Aides financières et certification pour l’isolation au chanvre
Les isolants biosourcés comme le chanvre bénéficient des mêmes aides que les isolants conventionnels, à condition de respecter deux prérequis : la certification de l’isolant (ACERMI ou équivalent) et la pose par un artisan RGE.
MaPrimeRénov’, l’éco-PTZ et la TVA à 5,5 % s’appliquent donc aux panneaux de laine de chanvre certifiés posés dans le cadre d’une rénovation énergétique. Le surcoût du chanvre par rapport à la laine de verre est partiellement compensé par ces dispositifs, mais le reste à charge demeure plus élevé.
Nous recommandons de vérifier la fiche technique de chaque produit avant de signer un devis. Tous les panneaux de chanvre vendus en France ne disposent pas d’une certification permettant l’accès aux aides. Un isolant sans ACERMI peut être performant, mais il ferme la porte aux financements publics, ce qui pèse sur le budget global d’une isolation de combles ou de murs.

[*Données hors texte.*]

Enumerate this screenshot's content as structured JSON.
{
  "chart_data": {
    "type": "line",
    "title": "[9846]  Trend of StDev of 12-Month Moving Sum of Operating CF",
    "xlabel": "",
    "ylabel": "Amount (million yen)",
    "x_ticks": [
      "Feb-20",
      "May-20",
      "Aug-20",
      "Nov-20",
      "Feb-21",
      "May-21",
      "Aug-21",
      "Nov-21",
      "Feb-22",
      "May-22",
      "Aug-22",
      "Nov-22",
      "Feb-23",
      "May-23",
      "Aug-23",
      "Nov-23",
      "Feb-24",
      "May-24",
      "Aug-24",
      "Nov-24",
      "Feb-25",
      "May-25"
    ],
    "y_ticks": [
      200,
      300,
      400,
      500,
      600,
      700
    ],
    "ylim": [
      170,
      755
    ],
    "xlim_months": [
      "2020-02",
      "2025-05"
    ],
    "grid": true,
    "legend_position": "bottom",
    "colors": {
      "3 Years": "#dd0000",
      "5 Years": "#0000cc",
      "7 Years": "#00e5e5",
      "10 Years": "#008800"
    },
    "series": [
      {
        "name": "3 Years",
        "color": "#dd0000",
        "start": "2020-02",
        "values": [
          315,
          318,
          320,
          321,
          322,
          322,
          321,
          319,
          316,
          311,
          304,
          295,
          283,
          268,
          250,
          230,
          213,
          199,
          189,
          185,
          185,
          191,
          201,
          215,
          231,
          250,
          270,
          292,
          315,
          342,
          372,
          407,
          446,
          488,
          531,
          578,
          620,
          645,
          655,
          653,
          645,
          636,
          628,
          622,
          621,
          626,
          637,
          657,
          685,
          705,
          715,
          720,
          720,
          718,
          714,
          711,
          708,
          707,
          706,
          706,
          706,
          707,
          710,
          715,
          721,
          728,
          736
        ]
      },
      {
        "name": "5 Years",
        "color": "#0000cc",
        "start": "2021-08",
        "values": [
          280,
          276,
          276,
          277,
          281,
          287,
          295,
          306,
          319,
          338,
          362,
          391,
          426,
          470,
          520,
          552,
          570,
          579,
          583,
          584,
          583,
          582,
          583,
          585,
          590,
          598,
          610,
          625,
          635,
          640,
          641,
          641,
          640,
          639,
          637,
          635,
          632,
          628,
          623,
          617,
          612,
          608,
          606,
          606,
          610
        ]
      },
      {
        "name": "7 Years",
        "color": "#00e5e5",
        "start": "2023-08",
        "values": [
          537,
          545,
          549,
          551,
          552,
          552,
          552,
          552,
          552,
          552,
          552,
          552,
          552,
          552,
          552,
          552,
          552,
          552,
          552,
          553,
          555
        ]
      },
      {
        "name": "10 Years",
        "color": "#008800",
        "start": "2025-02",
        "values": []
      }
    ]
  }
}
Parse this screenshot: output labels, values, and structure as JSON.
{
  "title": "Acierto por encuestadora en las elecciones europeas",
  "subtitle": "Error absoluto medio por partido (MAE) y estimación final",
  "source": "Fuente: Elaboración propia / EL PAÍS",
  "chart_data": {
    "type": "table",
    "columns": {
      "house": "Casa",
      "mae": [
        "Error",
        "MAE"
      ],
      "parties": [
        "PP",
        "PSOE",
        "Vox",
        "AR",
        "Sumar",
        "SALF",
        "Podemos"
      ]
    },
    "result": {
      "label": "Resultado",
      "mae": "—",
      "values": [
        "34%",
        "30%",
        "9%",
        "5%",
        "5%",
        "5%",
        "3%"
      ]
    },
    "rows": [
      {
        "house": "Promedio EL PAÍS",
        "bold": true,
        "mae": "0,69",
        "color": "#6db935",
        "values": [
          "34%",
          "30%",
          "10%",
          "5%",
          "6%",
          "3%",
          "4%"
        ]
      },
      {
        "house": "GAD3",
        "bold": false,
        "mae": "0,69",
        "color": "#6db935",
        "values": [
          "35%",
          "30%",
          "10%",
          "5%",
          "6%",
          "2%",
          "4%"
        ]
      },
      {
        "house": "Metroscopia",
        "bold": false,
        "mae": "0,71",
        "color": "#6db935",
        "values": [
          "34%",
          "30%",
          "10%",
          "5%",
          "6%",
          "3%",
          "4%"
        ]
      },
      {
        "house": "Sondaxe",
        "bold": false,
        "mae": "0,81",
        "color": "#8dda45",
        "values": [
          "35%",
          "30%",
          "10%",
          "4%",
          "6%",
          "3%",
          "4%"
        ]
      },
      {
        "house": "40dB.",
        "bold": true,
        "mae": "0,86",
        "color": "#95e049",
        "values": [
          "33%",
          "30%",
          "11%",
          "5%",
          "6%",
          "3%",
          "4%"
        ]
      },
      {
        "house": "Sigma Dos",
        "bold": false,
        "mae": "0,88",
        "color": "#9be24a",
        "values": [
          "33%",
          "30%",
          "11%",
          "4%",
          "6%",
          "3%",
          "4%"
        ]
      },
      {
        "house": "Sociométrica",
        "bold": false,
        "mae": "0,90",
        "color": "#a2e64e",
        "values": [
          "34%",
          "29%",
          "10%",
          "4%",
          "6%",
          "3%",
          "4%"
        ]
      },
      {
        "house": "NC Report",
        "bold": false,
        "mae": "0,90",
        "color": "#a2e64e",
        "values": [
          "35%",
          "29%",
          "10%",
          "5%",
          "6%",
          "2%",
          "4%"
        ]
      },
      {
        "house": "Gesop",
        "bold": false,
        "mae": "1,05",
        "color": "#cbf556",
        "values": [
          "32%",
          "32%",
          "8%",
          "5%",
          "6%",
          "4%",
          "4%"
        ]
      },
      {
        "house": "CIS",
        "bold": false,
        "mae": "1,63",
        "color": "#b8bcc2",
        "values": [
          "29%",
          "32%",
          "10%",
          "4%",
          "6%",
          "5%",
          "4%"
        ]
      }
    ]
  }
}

Le chanvre ne convient pas à toutes les configurations, et prétendre le contraire serait réducteur. Sur une maison à ossature bois avec contreventement en OSB peu perméant, le risque de condensation interne demande une étude hygrique sérieuse. Sur un bâti ancien en pierre, en revanche, le couple chanvre-chaux reste la solution la plus cohérente avec le comportement originel du mur.